The one constant question throughout 2018, during meetings between NRL chief executive Todd Greenberg, Weeks and the NRL’s 16 clubs, has been: “When are you going to fix the agent accreditation scheme?” Under the proposed reform, the NRL and RLPA would take joint control of the accreditation and discipline process, dismantling the current committee where agents have three representatives.
No agent has been accountable for the salary cap breaches at Parramatta and Manly. Seven club officials were thrown out of the game and $1.75m in fines were imposed on the two clubs, but no player agent has been disciplined for his involvement in facilitating the deals that breached the cap.
The inability of the game to investigate or sanction agents for their conduct in these large-scale salary cap matters undermines the credibility of the sport. It also tars all agents with the same brush as their unscrupulous colleagues. Agents extract about $10m a year from the code’s economy, a sum equivalent to the salary cap of one NRL club.
Over the past 15 years, player salaries have compounded at a rate of 10 per cent per year while player managers have put their hands out for 7 per cent commission.
While some have a genuine desire to enhance the professional and emotional advancement of players, many have a client list so long they cannot possibly service them all.
Of the NRL’s 110 accredited agents, less than 20 have viable businesses.
Of the 5000 players they represent, only about 500 are professional rugby league players. The balance is made up primarily of under-age players. While the legal action to injunct the NRL’s reform plan is being funded by the biggest earning agents, the fight is being led by the old-school managers who have benefited from self-regulation the past 15 years.

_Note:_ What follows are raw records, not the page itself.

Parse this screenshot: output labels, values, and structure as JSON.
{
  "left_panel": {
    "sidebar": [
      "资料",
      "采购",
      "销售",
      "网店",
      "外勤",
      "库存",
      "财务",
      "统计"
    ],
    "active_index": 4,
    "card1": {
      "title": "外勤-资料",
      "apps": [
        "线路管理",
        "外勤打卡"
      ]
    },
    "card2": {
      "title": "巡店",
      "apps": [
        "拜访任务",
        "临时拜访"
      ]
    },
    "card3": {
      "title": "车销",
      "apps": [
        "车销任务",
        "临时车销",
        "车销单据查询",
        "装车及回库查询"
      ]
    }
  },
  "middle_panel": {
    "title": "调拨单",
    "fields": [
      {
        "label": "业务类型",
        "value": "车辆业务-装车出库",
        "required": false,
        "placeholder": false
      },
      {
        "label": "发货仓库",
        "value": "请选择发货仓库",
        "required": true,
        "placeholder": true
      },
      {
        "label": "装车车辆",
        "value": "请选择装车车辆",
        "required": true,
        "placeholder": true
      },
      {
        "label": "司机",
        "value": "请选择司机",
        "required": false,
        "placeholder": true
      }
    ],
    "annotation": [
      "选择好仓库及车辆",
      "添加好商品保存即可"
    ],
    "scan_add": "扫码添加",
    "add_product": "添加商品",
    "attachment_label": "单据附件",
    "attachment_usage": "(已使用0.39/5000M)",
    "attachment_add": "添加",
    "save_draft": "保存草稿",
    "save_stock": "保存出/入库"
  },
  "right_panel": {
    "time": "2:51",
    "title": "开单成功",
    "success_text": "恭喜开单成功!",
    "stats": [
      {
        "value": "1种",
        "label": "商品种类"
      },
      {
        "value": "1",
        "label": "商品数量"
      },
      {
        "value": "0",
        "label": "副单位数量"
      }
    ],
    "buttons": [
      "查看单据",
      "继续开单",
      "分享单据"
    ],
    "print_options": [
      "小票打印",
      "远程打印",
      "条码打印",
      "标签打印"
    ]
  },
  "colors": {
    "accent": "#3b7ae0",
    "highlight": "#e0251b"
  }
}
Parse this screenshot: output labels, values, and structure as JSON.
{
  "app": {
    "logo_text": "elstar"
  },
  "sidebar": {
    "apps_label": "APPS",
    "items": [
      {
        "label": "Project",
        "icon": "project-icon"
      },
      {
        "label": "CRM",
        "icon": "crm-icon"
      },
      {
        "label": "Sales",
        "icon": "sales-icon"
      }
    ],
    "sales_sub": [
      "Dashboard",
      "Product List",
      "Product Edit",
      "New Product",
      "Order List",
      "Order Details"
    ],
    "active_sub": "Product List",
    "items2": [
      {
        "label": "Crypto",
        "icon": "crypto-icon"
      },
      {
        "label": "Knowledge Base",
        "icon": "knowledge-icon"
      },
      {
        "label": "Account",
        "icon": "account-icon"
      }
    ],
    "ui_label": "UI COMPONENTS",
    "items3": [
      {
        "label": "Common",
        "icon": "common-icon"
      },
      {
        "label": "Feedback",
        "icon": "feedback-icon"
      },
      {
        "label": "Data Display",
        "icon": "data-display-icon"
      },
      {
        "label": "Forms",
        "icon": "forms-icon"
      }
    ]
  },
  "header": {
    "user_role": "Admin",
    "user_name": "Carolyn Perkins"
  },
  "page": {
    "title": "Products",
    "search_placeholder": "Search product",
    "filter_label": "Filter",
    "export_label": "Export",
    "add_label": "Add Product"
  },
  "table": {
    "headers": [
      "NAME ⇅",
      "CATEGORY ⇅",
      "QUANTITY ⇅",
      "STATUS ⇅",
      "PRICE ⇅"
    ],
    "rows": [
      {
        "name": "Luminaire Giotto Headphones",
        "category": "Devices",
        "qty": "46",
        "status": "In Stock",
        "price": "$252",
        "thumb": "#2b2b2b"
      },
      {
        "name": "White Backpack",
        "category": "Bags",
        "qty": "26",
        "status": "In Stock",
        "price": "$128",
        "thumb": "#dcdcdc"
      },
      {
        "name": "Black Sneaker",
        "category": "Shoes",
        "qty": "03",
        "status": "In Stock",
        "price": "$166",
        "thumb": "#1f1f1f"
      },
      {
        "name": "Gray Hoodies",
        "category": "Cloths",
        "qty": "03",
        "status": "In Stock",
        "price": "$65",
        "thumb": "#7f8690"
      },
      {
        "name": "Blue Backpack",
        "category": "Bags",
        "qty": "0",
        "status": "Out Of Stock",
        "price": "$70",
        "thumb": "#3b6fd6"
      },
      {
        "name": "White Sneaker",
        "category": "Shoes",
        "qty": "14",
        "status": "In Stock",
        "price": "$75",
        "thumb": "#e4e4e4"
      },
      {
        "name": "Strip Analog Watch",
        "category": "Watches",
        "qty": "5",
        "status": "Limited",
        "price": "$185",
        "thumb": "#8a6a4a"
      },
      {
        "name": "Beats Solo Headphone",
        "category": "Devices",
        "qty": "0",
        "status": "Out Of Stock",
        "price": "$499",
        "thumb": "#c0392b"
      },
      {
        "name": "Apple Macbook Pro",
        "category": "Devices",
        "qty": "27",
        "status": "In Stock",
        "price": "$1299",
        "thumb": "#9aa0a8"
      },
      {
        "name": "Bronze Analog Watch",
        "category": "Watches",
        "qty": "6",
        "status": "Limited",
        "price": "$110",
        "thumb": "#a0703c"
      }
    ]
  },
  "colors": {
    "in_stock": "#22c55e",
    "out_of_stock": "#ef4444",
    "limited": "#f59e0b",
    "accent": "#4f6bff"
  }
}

Many of the younger agents support a new scheme. They want reform and an opportunity to compete on a level playing field. Obviously, the NRL administration will hope some of these agents splinter away from those who oppose the scheme.
The NRL insists the reform process is not about reducing the fees that agents can charge but rather ensuring they provide a professional service.
A significant problem with the current system is that it allows agents to sign fixed term agency contracts that provide no opportunity for player to get out of the deal. This is unprecedented in Australian and global sport. There are cases where players have signed 10-year contracts (effectively a lifetime deal for a player) with no opportunity to break that deal if the player wants to leave because he is unhappy with the service. The reform model would continue to allow long-term deals but would grant a player or agent a reasonable opportunity to extract himself from the relationship.
In June last year, the current seven-person accreditation committee introduced a rule which allowed a player to terminate the contractual relationship with an agent who is sanctioned for a breach of its rules. However, any management agreement signed before June 2017 was quarantined from this rule.
Furthermore, with no agents sanctioned in the past two and a half years, the rule has proved meaningless.
Roy Masters is a Sports Columnist for The Sydney Morning Herald.